The observation is that we would like to inline ffold and fbuild as late as possible. By inlining their definitions as late as possible, we will try to expose as many possible opportunities for our RULE to fire. And if it doesn’t, then the body will get inlined, and GHC will still give it’s best. But ultimately, we want it to inline late; the RULE will save us more efficiency than any clever compiler optimization.

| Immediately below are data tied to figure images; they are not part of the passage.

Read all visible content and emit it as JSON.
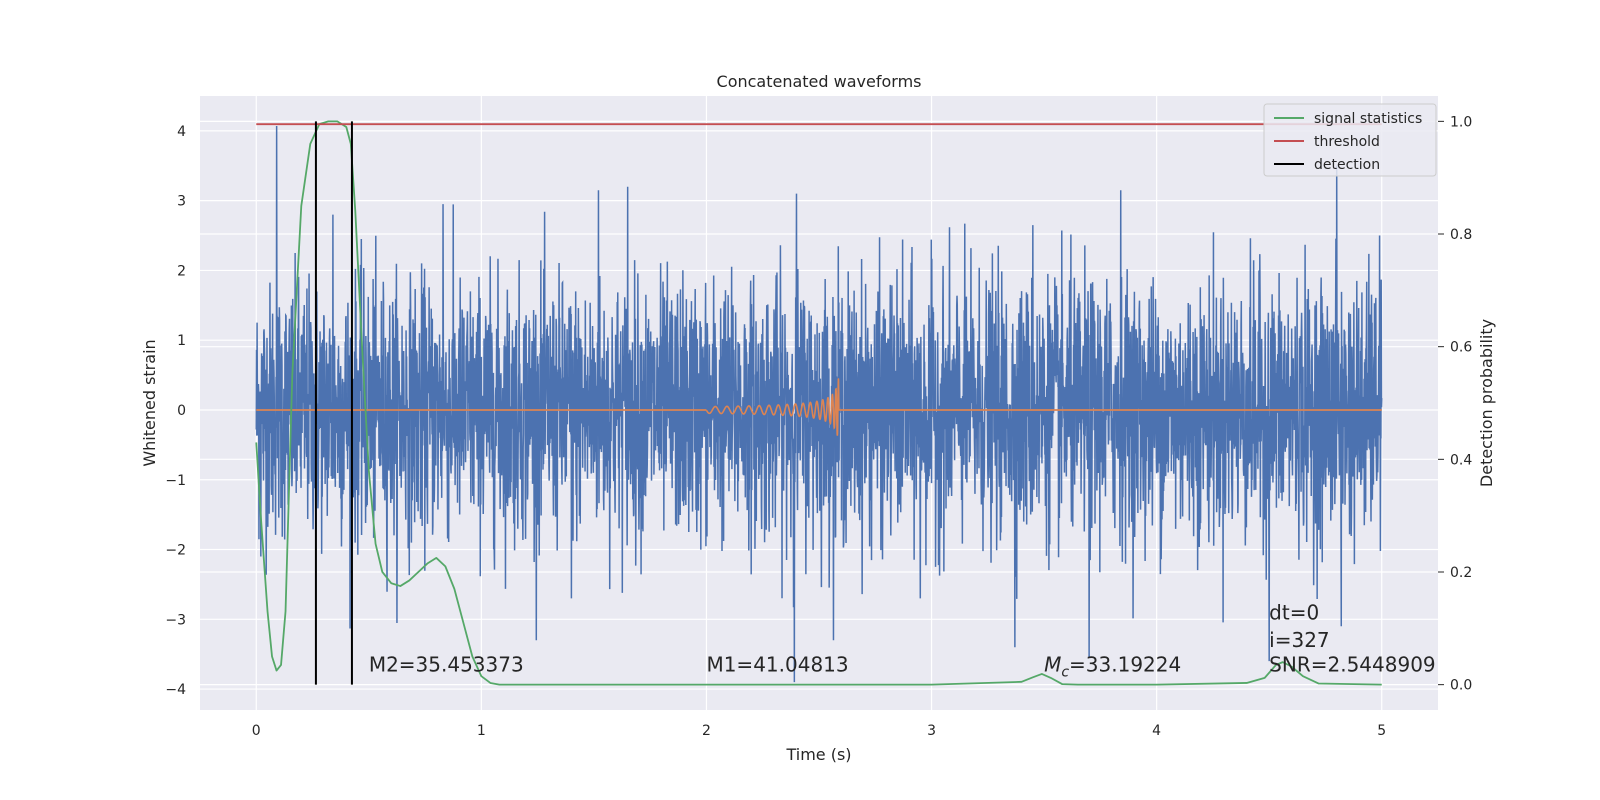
{
  "chart_data": {
    "type": "line",
    "title": "Concatenated waveforms",
    "xlabel": "Time (s)",
    "ylabel": "Whitened strain",
    "y2label": "Detection probability",
    "xlim": [
      -0.25,
      5.25
    ],
    "ylim": [
      -4.3,
      4.5
    ],
    "y2lim": [
      -0.045,
      1.045
    ],
    "xticks": [
      0,
      1,
      2,
      3,
      4,
      5
    ],
    "yticks": [
      -4,
      -3,
      -2,
      -1,
      0,
      1,
      2,
      3,
      4
    ],
    "y2ticks": [
      0.0,
      0.2,
      0.4,
      0.6,
      0.8,
      1.0
    ],
    "grid": true,
    "legend_position": "top-right",
    "legend": [
      {
        "label": "signal statistics",
        "color": "#55a868"
      },
      {
        "label": "threshold",
        "color": "#c44e52"
      },
      {
        "label": "detection",
        "color": "#000000"
      }
    ],
    "series": [
      {
        "kind": "noise",
        "color": "#4c72b0",
        "x_range": [
          0,
          5
        ],
        "approx_std": 0.9,
        "peaks": [
          {
            "x": 0.09,
            "y": 4.07
          },
          {
            "x": 0.02,
            "y": -2.1
          },
          {
            "x": 0.34,
            "y": 2.8
          },
          {
            "x": 0.83,
            "y": 2.95
          },
          {
            "x": 1.65,
            "y": 3.2
          },
          {
            "x": 1.52,
            "y": 3.15
          },
          {
            "x": 2.39,
            "y": -3.9
          },
          {
            "x": 2.4,
            "y": 3.1
          },
          {
            "x": 3.37,
            "y": -3.4
          },
          {
            "x": 3.7,
            "y": -3.55
          },
          {
            "x": 3.84,
            "y": 3.15
          },
          {
            "x": 4.8,
            "y": 3.5
          },
          {
            "x": 4.82,
            "y": -3.1
          },
          {
            "x": 4.5,
            "y": -3.6
          },
          {
            "x": 4.99,
            "y": 2.5
          },
          {
            "x": 2.95,
            "y": -2.7
          },
          {
            "x": 3.45,
            "y": 2.65
          },
          {
            "x": 1.4,
            "y": -2.7
          }
        ]
      },
      {
        "kind": "chirp",
        "color": "#dd8452",
        "x_start": 2.0,
        "x_end": 2.59,
        "amplitude_end": 0.6,
        "baseline": 0
      },
      {
        "name": "signal statistics",
        "color": "#55a868",
        "axis": "y2",
        "x": [
          0.0,
          0.02,
          0.05,
          0.07,
          0.09,
          0.11,
          0.13,
          0.16,
          0.2,
          0.24,
          0.28,
          0.32,
          0.36,
          0.4,
          0.42,
          0.44,
          0.47,
          0.5,
          0.53,
          0.56,
          0.6,
          0.64,
          0.68,
          0.72,
          0.76,
          0.8,
          0.84,
          0.88,
          0.92,
          0.96,
          1.0,
          1.04,
          1.08,
          1.15,
          1.5,
          2.0,
          2.5,
          3.0,
          3.4,
          3.45,
          3.49,
          3.53,
          3.58,
          3.65,
          4.0,
          4.4,
          4.48,
          4.53,
          4.56,
          4.6,
          4.65,
          4.72,
          5.0
        ],
        "y": [
          0.43,
          0.3,
          0.13,
          0.05,
          0.025,
          0.035,
          0.13,
          0.55,
          0.85,
          0.96,
          0.995,
          1.0,
          1.0,
          0.99,
          0.96,
          0.84,
          0.6,
          0.38,
          0.25,
          0.2,
          0.18,
          0.175,
          0.185,
          0.2,
          0.215,
          0.225,
          0.21,
          0.17,
          0.11,
          0.05,
          0.015,
          0.003,
          0.0,
          0.0,
          0.0,
          0.0,
          0.0,
          0.0,
          0.005,
          0.013,
          0.019,
          0.012,
          0.001,
          0.0,
          0.0,
          0.003,
          0.012,
          0.035,
          0.04,
          0.032,
          0.015,
          0.002,
          0.0
        ]
      },
      {
        "name": "threshold",
        "color": "#c44e52",
        "axis": "y2",
        "x": [
          0,
          5
        ],
        "y": [
          0.995,
          0.995
        ]
      }
    ],
    "detections": [
      0.265,
      0.425
    ],
    "detection_ylim": [
      0.0,
      1.0
    ],
    "annotations": [
      {
        "text": "M2=35.453373",
        "x": 0.5,
        "y": -3.75
      },
      {
        "text": "M1=41.04813",
        "x": 2.0,
        "y": -3.75
      },
      {
        "text_prefix": "M",
        "text_sub": "c",
        "text_suffix": "=33.19224",
        "x": 3.5,
        "y": -3.75
      },
      {
        "text": "SNR=2.5448909",
        "x": 4.5,
        "y": -3.75
      },
      {
        "text": "i=327",
        "x": 4.5,
        "y": -3.4
      },
      {
        "text": "dt=0",
        "x": 4.5,
        "y": -3.0
      }
    ]
  }
}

So the fix here is to annotate ffold and fbuild and specify they should only fire at phase 1:

ffold g = ...
{-# INLINE[1] ffold #-}

fbuild g = ...
{-# INLINE[1] fbuild #-}

Now, mapL and friends will be inlined very early, but these will come very late. GHC begins from some phase number N, and the phase numbers decrease to zero. Phase 1 is the last phase. It would also be possible to inline fbuild/ffold sooner than Phase 1, but this would essentially mean you need to start increasing the number of phases to make up for it, or start making sure the RULE always fires in some earlier stages.

## Conclusion

You can find all of this and more in a gist of mine2, with all the mentioned definitions and examples here. It also comes with a criterion benchmark of our example: with our phase annotations, GHC is able to cut the runtime of lengthL . mapL2 in half compared to lengthL . mapL1, when the RULE fires.

If you would like to see this yourself, you can compile the code with the -ddump-simpl-stats, and see that the ffold/fbuild rule fired during the compilation pipeline.

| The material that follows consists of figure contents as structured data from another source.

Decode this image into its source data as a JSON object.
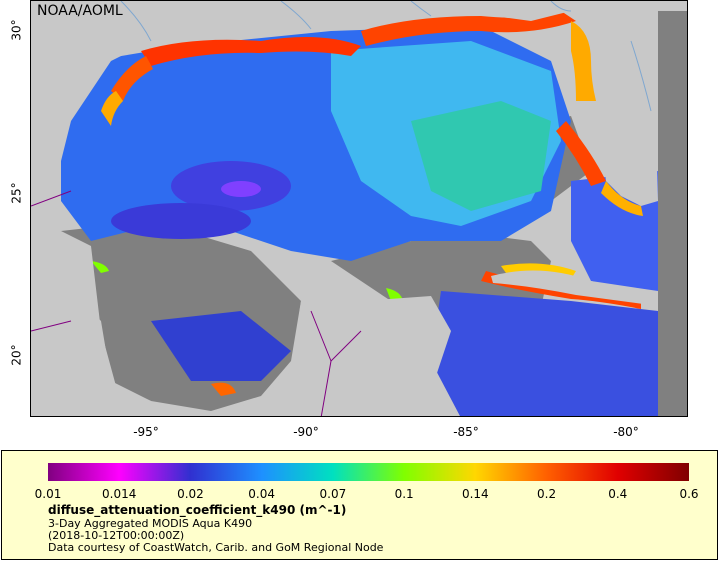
{
  "map": {
    "attribution": "NOAA/AOML",
    "y_ticks": [
      {
        "label": "30°",
        "lat": 30
      },
      {
        "label": "25°",
        "lat": 25
      },
      {
        "label": "20°",
        "lat": 20
      }
    ],
    "x_ticks": [
      {
        "label": "-95°",
        "lon": -95
      },
      {
        "label": "-90°",
        "lon": -90
      },
      {
        "label": "-85°",
        "lon": -85
      },
      {
        "label": "-80°",
        "lon": -80
      }
    ],
    "colors": {
      "land": "#c8c8c8",
      "no_data": "#808080",
      "rivers": "#7fa7d0",
      "borders": "#800080",
      "coast_high": "#ff3300",
      "shelf": "#ffcc00",
      "open_water": "#2f6cf0",
      "deep_blue": "#4040e0"
    }
  },
  "legend": {
    "variable": "diffuse_attenuation_coefficient_k490 (m^-1)",
    "line1": "3-Day Aggregated MODIS Aqua K490",
    "line2": "(2018-10-12T00:00:00Z)",
    "line3": "Data courtesy of CoastWatch, Carib. and GoM Regional Node",
    "ticks": [
      "0.01",
      "0.014",
      "0.02",
      "0.04",
      "0.07",
      "0.1",
      "0.14",
      "0.2",
      "0.4",
      "0.6"
    ],
    "colormap": [
      "#800080",
      "#ff00ff",
      "#3030d0",
      "#1e90ff",
      "#00e0c0",
      "#80ff00",
      "#ffd700",
      "#ff6000",
      "#e00000",
      "#800000"
    ]
  }
}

Finally, most of the same principles apply to libraries like vector or bytestring. The trick is that you may have multiple levels of inlining here, and a lot more rules. This is because techniques like stream/array fusion tend to effectively fuse loops and reuse arrays - as opposed to here, where we just do classical deforestation, by removing an intermediate data structure. Depending on the traditional ‘pattern’ of code generated (say, due to a vectorized, parallel list comprehension) it may very much be worth it to interleave or specifically phase optimizations in a way that obvious deficiencies are eliminated earlier on. Or, optimize for cases where a RULE in combination with an INLINE will give rise to more RULEs (hence the staggered phases you see sometimes - this basically interleaves a phase of inlining.) For these reasons, you can also control the phases in which a RULE fires.

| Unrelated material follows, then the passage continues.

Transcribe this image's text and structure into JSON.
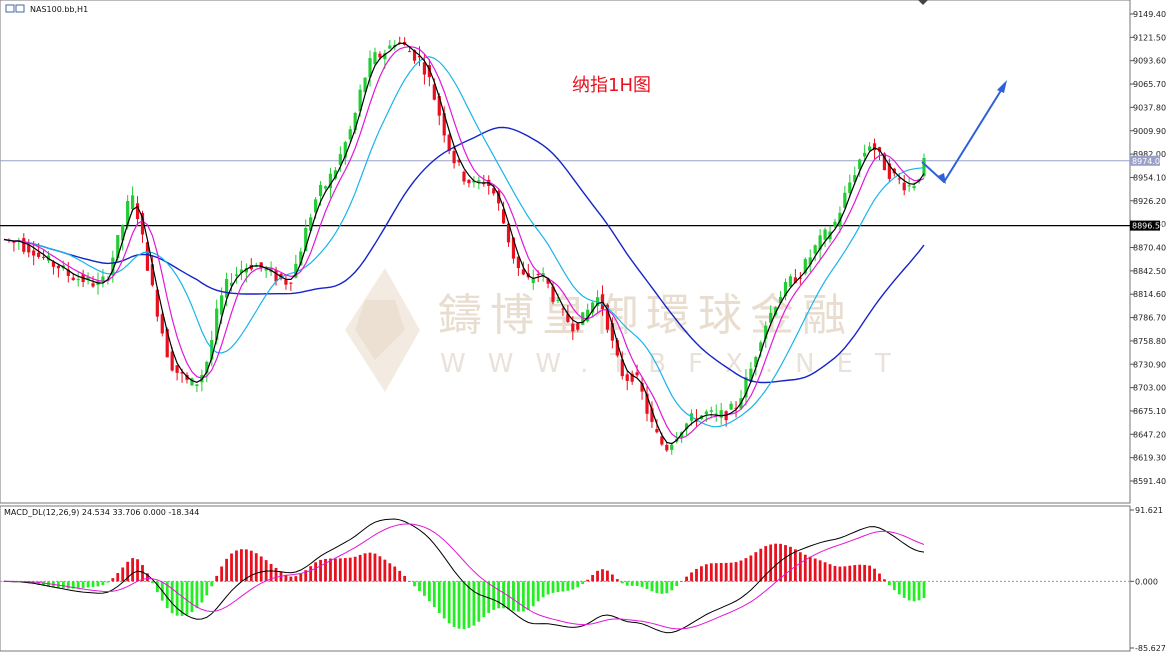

So, while RULEs with phases can save us a lot of runtime, they can take a lot of time to get right too. This is why you often see them only in the most ‘high performance’, heavily optimized libraries.

## Footnotes

1. The original question was “what kinds of functions benefit from phase control” which to me sounds like asking “which functions benefit from constant subexpression elimination.” I am not sure how to accurately answer this, if it’s even possible! This is more of a compiler-realm thing, than any theoretical result about how functions or programs behave - even with mathematical laws, not all ‘optimizations’ have the results you expect. As a result, the answer is effectively “you’ll probably know when you write and benchmark it.”

2. You can safely ignore a lot of other stuff in the file; it was mostly a playground, but may be interesting to you too. There are other examples like naturals and binary trees in there - you may find it worthwhile to try exploiting various other fusion opportunities, using them.